Cette interprétation est partagée par le président bulgare Rosen Plevneliev, dont le représentant a lu un communiqué au vernissage. Dans son discours, le président souligne les deux rôles des frontières bulgares au temps du rideau de fer : tout d’abord, les frontières servaient à isoler la Bulgarie du « monde libre », et d’autre part, elles étaient un obstacle à ceux qui essayaient de s’enfuir dans ce même monde. Selon le président, cette frontière est la preuve même « de la nature inhumaine du régime totalitaire. » L’ambassadeur allemand n’a pas manqué de confirmer « le visage inhumain du régime totalitaire » et de soutenir l’organisation d’un tel événement.

Ennemi interne et externe

Les représentants de la fondation et les patriotes libéraux bulgares ont analysé la nature intolérante des frontières de l’époque communiste, d’une frontière qui ne servait pas tant à protéger de l’ennemi, mais qui était dirigée contre son propre peuple : « ceux qui sont mort en essayant de s’échapper dans le monde libre ne sont pas des traîtres ; ils ont contribué à la libération de leur partie. Ils ont fui pour participer aux mouvement de libération des peuples rendus esclaves ».

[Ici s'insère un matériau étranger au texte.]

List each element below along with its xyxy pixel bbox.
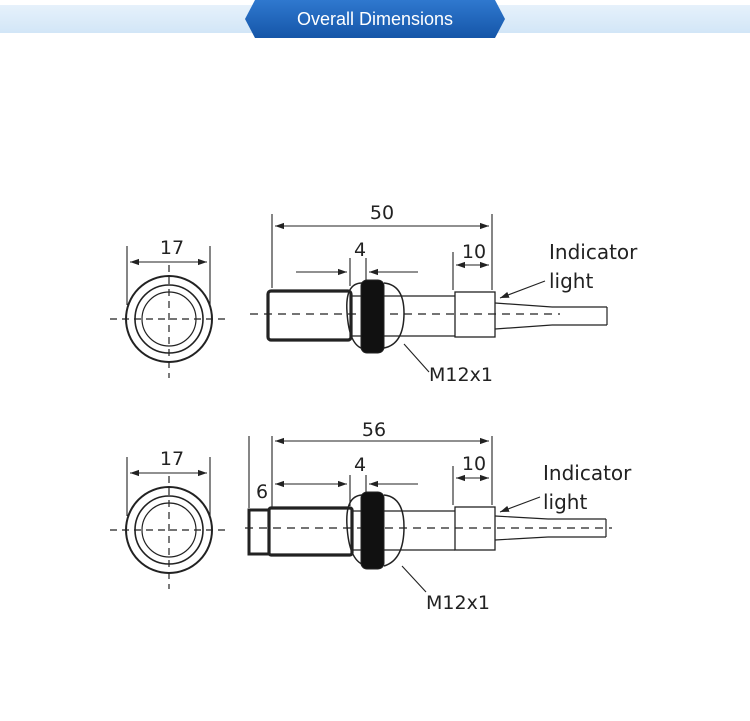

La violence à la frontière, selon eux, était orientée vers ceux qui étaient restés prisonniers du régime, derrière le rideau de fer. Cela implique donc que les frontières actuelles, les frontières « libérales », sont elles, orientés contre l’ennemi. Si nous mettons de côté la critique naïve « de la limitation des déplacements » à l’ère socialiste, nous pouvons trouver un intérêt à cette exposition en cela qu’elle explique en détail les techniques utilisées par les garde-frontières pour garder «l’ennemi» à distance. Les similitudes entre les méthodes employées par le régime socialiste et celles employés aujourd’hui par les démocraties libérales sont flagrantes. C’est comme si les frontières du rideau de fer avaient servi de prototype pour garder ce qu’on appelle aujourd’hui la forteresse européenne.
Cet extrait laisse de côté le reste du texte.